[petsc-dev] Slow ViennaCL performance on KSP ex12

Sun Oct 11 15:14:37 CDT 2015

Hi Mani,

 > Following http://www.mcs.anl.gov/petsc/petsc-20/conference/Rupp_K.pdf
> (page 16), I ran KSP ex12 for two cases:
>
> 1) time ./ex12 -m 100 -n 100 -log_summary > log_summary_no_viennacl
>
> real    0m0.213s
> user    0m0.206s
> sys     0m0.004s
>
> 2) ./ex12 -m 100 -n 100 -vec_type viennacl -mat_type aijviennacl
> -log_summary > log_summary_with_viennacl
>
> real    0m20.296s
> user    0m46.025s
> sys     0m1.435s
>
> The runs have been performed on a CPU : AMD A10-5800K, with OpenCL from
> AMD-APP-SDK-v3.0.

there are a couple of things to note here:

a) The total execution time contains the OpenCL kernel compilation time, 
which is on the order of one or two seconds. Thus, you need much larger 
problem sizes to get a good comparison.

b) Most of the execution time is spent on VecMDot, which is optimized 
for GPUs (CPUs are not an optimization goal in ViennaCL's OpenCL backend 
because one can use just plain C/C++/whatever).

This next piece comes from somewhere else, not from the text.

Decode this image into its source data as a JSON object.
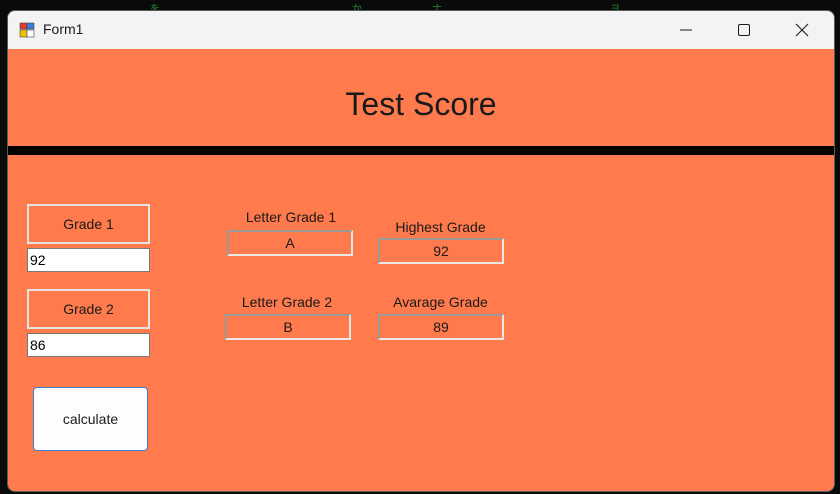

c) My experiences with this AMD APU are quite mixed, as I've never found 
a way to get more than 45% of STREAM bandwidth with OpenCL on the CPU 
part. The integrated GPU, however, reached 80% without much effort. This 
is particularly remarkable as both CPU and GPU share the same DDR3 
memory link. Thus, it is more than unlikely that you will ever beat the 
performance of PETSc's native types.

> Attached are:
> 1) configure.log for the petsc build
> 2) log summary without viennacl
> 3) log summary with viennacl
> 4) OpenCL info for the system on which the runs were performed
>
> Perhaps the reason for the slow performance are superfluous copies being
> performed, which need not occur when running ViennaCL on the CPU.
> Looking at
> http://www.mcs.anl.gov/petsc/petsc-dev/src/vec/vec/impls/seq/seqviennacl/vecviennacl.cxx:
>
> /* Copies a vector from the CPU to the GPU unless we already have an up-to-date copy on the GPU */
> PetscErrorCode VecViennaCLCopyToGPU(Vec v)
> {
>    PetscErrorCode ierr;
>
>    PetscFunctionBegin;
>    ierr = VecViennaCLAllocateCheck(v);CHKERRQ(ierr);
>    if (v->map->n > 0) {
>      if (v->valid_GPU_array == PETSC_VIENNACL_CPU) {
>        ierr = PetscLogEventBegin(VEC_ViennaCLCopyToGPU,v,0,0,0);CHKERRQ(ierr);
>        try {
>          ViennaCLVector *vec = ((Vec_ViennaCL*)v->spptr)->GPUarray;
>          viennacl::fast_copy(*(PetscScalar**)v->data, *(PetscScalar**)v->data + v->map->n, vec->begin());
>          ViennaCLWaitForGPU();
>        } catch(std::exception const & ex) {
>          SETERRQ1(PETSC_COMM_SELF,PETSC_ERR_LIB,"ViennaCL error: %s", ex.what());
>        }
>        ierr = PetscLogEventEnd(VEC_ViennaCLCopyToGPU,v,0,0,0);CHKERRQ(ierr);
>        v->valid_GPU_array = PETSC_VIENNACL_BOTH;
>      }
>    }
>    PetscFunctionReturn(0);
> }
>
> When running ViennaCL with OpenCL on the CPU, the above function should
> maybe be modified?

Unfortunately that is quite hard: OpenCL manages its own memory handles, 
so 'injecting' memory into an OpenCL kernel that is not allocated by the 
OpenCL runtime is not recommended, fairly tricky, and still involves 
some overhead. As I see no reason to run OpenCL on a CPU, I refrained 
from adding this extra code complexity.

Overall, I recommend rerunning the benchmark on more powerful discrete 
GPUs with GDDR5 (or on-chip memory). Otherwise you won't see any 
performance benefits.

Hope this sheds some light on things :-)

Best regards,
Karli